Batch effects

Batch effects are technical sources of variation that have been added to the samples during handling. For example if you have too many samples to label them all at the same time you will have to split the job into managable rounds of labelling. The samples labelled at the same time will get the same amount of technical variance added to them, but samples labelled at different times may have different amounts of variance added to them. We refer to this as labelling batch. It is important that this type of technical variation does not confound with the biology, meaning that biological treatment groups overlap with technical groups. Technical batch effects confounding with the biology can be avoided by careful planning of every step of the experiment. This is an important part of the experimental design. In the following section we will assume that we are dealing with experiments that have good experimental designs, and describe how you can look for batch effects in the dataset.

As for outlier detection, batch effects are often evaluated using explorative approaches, involving distance measures, clustering and spatial methods. In addition contrasting colours are very useful. If the labelling was done over e.g. 3 days, we can colour the samples labelled on one day 1 red, the samples labelled on day 2 blue and the samples labelled on day 3 green, which makes it much easier to visually discover batch effects from plots, see examples below.

Shortlisted guideline:

1. Select a plotting tool, e.g. PCA and or hierarchical clustering
2. Colour the samples according to the biological treatments you want to test and see how the colours distribute in the plot.
3. Colour the samples according to different handling batches. Below are some examples, but if you have other technical batches you can think of may have affected your experiment, then test in similar way.
   1. sampling date
   2. RNA extraction date
   3. RNA labelling date
   4. hybridisation date
   5. Array slide (some slides have more than one array on it)
4. If you discover batch effects, then check if all the biological groups are present in each batch. If that is the case you have three choices for downstream analysis:
   1. Continue without doing anything, just be aware that the batch effects will introduce some in-group variance than may make it more difficult to discover genes with smaller changes between the biological groups.
   2. Try to remove the variation caused by the handling batches, then continue as normal with the downstream analysis. This option mean that you will be changing the data, and potentially removing variation in the data that shouldn't be removed. On the positive side it will allow you to compare biological groups with more replicates and hence more statistical power.
   3. Analyse the data within each batch, then do meta-analysis on top to se if the same genes are identified in each batch. This option means that you are not changing the data before doing the analysis, but has the drawback that the statistical power will be reduced

Example

For this example we will use a PCA plots.

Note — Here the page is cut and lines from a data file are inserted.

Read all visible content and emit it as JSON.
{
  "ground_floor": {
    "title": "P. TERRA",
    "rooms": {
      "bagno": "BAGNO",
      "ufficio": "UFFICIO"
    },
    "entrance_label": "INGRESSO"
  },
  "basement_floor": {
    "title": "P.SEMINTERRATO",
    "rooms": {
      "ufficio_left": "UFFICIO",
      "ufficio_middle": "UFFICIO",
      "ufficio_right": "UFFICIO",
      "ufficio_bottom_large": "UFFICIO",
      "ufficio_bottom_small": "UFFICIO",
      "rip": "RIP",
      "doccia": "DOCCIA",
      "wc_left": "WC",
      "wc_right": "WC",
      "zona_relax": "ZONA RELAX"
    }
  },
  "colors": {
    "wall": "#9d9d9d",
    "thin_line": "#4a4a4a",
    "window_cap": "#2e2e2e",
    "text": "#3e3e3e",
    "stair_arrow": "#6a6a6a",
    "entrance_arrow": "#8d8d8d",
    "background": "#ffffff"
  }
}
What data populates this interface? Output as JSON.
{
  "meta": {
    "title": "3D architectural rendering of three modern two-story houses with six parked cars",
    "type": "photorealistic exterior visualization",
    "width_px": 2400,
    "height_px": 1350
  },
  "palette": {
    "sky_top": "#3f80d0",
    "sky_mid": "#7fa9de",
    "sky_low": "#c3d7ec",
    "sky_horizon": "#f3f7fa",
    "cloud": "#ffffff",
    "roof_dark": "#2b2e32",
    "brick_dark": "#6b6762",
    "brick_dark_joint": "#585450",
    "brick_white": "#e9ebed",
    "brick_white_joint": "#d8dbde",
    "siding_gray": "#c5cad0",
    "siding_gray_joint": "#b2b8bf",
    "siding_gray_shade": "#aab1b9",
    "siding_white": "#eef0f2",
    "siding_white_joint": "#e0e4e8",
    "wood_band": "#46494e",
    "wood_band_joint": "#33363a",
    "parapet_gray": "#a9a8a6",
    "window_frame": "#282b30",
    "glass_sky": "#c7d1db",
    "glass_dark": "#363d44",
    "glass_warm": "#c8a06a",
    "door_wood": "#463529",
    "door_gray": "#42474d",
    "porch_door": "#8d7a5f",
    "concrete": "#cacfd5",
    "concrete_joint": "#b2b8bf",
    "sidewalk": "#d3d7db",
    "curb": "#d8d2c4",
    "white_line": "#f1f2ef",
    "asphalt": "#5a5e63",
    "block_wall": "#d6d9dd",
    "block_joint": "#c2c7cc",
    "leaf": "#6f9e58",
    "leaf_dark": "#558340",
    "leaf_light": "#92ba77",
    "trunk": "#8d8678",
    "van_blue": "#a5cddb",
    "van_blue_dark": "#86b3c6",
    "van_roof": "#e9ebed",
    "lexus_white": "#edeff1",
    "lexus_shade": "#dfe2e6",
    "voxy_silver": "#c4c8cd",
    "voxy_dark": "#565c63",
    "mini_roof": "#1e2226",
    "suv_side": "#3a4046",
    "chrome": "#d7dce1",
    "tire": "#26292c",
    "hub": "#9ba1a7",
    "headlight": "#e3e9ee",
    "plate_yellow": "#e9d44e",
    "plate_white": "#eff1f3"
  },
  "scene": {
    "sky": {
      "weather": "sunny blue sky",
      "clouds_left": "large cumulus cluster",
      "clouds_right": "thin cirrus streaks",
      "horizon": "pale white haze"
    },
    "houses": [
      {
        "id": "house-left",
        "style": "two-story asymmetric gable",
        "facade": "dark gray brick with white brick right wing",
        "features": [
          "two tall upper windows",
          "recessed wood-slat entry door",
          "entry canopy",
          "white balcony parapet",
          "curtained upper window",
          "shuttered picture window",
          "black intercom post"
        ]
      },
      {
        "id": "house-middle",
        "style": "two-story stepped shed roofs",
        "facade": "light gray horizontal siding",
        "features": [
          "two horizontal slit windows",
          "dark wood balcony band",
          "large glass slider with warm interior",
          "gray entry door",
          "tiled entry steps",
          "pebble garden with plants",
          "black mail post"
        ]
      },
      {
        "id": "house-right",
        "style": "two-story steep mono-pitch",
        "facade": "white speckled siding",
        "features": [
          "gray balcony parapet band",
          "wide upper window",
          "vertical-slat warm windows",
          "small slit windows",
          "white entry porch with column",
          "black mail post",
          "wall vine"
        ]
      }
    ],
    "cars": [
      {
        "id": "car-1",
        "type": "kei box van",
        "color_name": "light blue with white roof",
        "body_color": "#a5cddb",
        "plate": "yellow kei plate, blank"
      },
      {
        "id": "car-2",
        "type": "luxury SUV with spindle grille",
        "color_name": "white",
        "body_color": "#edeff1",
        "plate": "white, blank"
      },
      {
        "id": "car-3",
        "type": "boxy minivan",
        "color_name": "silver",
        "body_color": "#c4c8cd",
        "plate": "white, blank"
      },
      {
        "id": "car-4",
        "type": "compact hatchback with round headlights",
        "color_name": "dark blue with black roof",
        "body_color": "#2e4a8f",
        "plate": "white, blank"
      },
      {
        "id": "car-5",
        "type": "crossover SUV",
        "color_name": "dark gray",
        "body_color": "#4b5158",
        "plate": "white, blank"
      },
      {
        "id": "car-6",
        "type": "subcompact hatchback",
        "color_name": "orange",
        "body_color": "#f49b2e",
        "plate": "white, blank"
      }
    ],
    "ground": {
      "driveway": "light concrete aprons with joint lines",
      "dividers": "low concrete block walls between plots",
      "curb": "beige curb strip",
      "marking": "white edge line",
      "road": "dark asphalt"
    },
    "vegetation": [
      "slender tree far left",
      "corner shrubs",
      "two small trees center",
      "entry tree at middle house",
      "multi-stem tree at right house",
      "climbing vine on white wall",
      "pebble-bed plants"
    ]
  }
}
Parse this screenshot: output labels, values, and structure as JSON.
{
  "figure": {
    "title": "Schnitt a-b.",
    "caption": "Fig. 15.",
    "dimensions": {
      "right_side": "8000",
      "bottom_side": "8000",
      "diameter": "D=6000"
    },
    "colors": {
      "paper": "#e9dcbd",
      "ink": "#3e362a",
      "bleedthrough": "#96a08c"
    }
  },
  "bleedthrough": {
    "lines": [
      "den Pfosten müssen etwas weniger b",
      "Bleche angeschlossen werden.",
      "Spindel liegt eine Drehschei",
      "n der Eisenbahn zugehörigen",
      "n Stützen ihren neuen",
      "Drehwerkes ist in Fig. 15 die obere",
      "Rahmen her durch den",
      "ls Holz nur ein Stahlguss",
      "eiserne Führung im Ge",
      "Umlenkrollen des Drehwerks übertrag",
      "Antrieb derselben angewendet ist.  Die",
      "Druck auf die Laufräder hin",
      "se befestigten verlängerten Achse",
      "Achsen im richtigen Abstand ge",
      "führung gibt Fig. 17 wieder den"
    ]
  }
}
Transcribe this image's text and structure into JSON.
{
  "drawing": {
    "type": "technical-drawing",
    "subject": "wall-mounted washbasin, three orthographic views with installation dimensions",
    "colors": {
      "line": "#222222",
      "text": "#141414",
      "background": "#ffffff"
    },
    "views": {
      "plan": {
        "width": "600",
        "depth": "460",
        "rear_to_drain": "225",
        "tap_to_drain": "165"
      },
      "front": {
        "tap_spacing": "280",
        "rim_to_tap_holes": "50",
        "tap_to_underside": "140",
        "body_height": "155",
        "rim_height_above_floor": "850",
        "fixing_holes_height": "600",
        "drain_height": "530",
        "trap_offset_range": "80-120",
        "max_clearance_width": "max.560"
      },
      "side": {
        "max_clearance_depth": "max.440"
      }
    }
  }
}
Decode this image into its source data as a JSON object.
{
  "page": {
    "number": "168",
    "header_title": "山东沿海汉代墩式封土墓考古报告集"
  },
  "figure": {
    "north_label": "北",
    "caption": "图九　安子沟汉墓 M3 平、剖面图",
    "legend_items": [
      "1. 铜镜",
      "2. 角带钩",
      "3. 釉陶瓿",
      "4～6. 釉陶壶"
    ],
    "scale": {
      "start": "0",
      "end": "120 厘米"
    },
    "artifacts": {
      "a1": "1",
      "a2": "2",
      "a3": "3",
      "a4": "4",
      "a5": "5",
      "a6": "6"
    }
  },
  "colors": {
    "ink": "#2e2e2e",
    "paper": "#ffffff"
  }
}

Without any colours it is difficult to see any patterns in this plot.

There are 4 biological groups in this dataset, and each have been given a different colour. We now see that all the biological groups are mixed well, which means that it could be difficult find differentially expressed between the biological groups. It also looks like the there are 3 clusters in the plot, that are not caused by the biological groups we want to test. To see if this is caused by any technical handling, we can easily test for different types of batch effects by giving the samples new colours.

In this plot we have coloured the samples according to labelling batch. It is now easy to see that the 3 clusters in the plot can be explained by labelling batch. The good thing is that all of the biological groups we are interested in are present in each of the labelling batches.